Milesinaceae Aime & McTaggart, fam. nov.

MycoBank number: MB 836630; Index Fungorum number: IF 836630; Facesoffungi number: FoF;

Type genus: Milesina Magnus, Ber. Deutsch. Bot. Ges. 27: 325. 1909.

Diagnosis: Similar to other Melampsorineae, differing in either production of colourless urediniospores in species that infect ferns, or in production of milesia-type aecia in species that infect Ericaceae.

Description: With typically colourless sori, although urediniospores of Naohidemyces are orange, otherwise similar to Pucciniastraceae. Spermogonia Group I (mostly type 1, also type 2 and 3); aecia peridermium-type, milesia-type in Naohidemyces; uredinia milesia-type. Teliospores with dormant germination, 1- to many-celled, barely differentiated, sometimes laterally adherent, typically formed within host epidermal cells. Most species macrocyclic and heteroecious with sporothalli on ferns (excepting Naohidemyces on Ericaceae), and gametothalli on Pinaceae.
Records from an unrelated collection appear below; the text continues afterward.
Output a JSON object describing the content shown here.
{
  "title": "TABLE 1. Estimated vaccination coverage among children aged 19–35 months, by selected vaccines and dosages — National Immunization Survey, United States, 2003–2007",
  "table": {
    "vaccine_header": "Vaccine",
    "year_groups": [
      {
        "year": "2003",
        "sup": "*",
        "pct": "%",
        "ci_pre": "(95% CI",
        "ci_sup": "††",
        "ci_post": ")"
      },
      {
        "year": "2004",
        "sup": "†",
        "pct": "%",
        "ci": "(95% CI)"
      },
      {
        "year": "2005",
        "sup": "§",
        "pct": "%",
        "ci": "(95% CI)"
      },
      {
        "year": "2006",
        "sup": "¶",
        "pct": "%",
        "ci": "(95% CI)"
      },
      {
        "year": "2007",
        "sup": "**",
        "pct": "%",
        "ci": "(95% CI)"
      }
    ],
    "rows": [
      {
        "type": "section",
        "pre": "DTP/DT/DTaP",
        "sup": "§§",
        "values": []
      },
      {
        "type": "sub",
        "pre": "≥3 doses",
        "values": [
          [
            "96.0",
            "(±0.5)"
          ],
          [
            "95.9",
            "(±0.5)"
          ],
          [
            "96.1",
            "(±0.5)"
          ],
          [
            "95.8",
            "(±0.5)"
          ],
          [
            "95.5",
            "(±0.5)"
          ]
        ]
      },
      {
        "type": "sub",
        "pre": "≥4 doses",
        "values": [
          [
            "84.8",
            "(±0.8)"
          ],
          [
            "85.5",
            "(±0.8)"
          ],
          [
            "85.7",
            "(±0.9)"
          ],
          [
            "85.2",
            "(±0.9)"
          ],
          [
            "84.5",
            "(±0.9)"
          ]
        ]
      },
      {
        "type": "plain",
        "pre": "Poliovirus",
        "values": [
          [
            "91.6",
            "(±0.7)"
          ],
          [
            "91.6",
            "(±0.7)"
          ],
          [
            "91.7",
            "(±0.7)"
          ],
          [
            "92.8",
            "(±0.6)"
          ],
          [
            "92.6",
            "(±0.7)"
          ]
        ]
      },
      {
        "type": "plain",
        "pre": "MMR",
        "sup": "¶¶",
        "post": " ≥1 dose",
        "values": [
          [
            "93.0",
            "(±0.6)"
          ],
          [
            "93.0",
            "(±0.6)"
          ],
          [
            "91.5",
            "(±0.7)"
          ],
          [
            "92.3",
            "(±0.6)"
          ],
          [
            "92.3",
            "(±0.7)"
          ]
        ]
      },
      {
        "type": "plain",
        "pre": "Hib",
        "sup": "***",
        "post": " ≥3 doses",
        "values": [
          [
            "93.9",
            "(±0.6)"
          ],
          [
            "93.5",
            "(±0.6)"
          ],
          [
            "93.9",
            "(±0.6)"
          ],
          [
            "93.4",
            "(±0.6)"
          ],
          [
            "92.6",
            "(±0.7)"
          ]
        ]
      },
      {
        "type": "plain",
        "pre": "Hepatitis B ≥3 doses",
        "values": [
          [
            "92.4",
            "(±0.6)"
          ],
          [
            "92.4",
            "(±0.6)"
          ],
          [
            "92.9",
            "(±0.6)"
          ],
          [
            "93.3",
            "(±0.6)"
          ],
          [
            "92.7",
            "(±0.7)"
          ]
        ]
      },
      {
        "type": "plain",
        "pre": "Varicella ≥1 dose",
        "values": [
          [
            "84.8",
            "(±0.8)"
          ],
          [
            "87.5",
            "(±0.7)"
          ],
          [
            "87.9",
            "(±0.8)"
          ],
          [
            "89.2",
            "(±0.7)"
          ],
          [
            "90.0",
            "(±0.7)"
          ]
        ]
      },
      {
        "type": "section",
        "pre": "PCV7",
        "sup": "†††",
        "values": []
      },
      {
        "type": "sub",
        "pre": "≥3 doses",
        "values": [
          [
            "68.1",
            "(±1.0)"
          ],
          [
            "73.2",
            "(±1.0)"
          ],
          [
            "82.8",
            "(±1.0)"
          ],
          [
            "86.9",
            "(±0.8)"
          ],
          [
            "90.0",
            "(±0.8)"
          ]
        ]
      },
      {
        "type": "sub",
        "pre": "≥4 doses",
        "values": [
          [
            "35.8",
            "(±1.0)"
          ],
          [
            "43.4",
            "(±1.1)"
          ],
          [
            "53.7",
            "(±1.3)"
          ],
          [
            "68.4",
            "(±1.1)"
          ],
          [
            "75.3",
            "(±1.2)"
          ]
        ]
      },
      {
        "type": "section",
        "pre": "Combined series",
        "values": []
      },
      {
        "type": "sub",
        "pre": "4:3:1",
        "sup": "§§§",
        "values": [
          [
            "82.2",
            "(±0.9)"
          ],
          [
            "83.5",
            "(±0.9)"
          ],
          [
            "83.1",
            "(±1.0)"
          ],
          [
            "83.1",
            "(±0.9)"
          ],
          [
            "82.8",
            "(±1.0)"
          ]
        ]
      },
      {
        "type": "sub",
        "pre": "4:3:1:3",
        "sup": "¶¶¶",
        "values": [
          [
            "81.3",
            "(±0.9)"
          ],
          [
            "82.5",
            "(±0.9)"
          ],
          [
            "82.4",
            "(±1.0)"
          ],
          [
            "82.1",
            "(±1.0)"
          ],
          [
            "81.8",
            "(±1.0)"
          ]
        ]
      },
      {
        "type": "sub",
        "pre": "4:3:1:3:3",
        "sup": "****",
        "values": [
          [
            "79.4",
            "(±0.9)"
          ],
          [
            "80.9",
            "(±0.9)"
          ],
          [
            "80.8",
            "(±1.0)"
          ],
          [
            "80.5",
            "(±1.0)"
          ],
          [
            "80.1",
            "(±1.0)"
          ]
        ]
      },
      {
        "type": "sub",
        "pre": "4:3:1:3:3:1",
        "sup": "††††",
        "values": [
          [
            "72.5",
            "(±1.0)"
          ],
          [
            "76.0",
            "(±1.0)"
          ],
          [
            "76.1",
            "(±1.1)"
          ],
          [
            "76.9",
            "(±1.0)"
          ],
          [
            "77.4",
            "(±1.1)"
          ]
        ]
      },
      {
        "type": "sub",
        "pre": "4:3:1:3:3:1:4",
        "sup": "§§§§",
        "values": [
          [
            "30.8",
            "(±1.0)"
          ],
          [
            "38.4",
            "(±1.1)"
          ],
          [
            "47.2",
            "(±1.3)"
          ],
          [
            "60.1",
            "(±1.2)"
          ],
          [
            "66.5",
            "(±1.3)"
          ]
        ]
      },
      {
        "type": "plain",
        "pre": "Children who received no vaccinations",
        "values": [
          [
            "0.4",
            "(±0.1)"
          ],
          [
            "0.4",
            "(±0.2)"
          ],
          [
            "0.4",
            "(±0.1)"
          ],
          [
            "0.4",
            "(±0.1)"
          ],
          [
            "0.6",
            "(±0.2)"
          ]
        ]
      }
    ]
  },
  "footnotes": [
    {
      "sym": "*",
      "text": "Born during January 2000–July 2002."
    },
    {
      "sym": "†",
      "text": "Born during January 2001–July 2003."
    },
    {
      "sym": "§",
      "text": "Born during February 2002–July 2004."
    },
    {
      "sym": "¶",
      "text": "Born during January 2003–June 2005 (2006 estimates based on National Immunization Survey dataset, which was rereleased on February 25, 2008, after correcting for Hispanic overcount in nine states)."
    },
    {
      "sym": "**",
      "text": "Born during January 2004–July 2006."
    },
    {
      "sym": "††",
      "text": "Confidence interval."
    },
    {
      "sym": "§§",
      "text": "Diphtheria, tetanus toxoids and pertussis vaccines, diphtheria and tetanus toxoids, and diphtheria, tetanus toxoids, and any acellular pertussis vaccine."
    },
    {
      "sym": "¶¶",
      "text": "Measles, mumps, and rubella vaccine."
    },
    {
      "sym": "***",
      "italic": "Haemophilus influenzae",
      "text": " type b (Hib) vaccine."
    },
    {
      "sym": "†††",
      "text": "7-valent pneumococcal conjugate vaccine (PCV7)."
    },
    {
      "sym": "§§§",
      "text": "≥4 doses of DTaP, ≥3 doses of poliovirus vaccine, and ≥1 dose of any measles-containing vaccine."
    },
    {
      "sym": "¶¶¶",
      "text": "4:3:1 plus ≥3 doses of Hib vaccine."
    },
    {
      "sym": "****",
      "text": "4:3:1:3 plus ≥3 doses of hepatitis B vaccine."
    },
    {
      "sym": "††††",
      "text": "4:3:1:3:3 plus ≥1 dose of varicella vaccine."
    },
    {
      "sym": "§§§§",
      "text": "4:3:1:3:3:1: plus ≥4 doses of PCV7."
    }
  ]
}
Included genera: Milesia, Milesina, Naohidemyces, Uredinopsis.

Host families: Pinaceae (Abies, Tsuga) (0-I); Ericaceae and some ferns in Polypodiales and Lygodium (II-III).

Notes: Early workers considered rust fungi on early diverging plant hosts (i.e., ferns) to be the “ancestral” Pucciniales. Several molecular phylogenetic studies have shown this not to be the case (e.g., Sjamsuridzal et al. 1999). However, the fern rusts are among the earliest diverging members of Melampsorineae (Fig. 2), the second major radiation of the rust fungi, and belong to the two earliest families in this suborder (Milesinaceae and Pucciniastraceae). Most of the species in Milesinaceae form sporothalli on fern species, except for Naohidemyces, which alternates between Tsuga and Vaccinium.

Aime et al. (2018b) recommended protecting the name Milesina Magnus over Milesia F.B. White. However, our data show that the type of Milesina, M. kriegeriana (Magnus) Magnus, is not congeneric with the type of Milesia, M. polypodii F.B. White (Fig. 2), thus we recommend retaining both genera at this time. Should future work demonstrate that Uredinopsis is polyphyletic, then disposition of these taxa will need revision.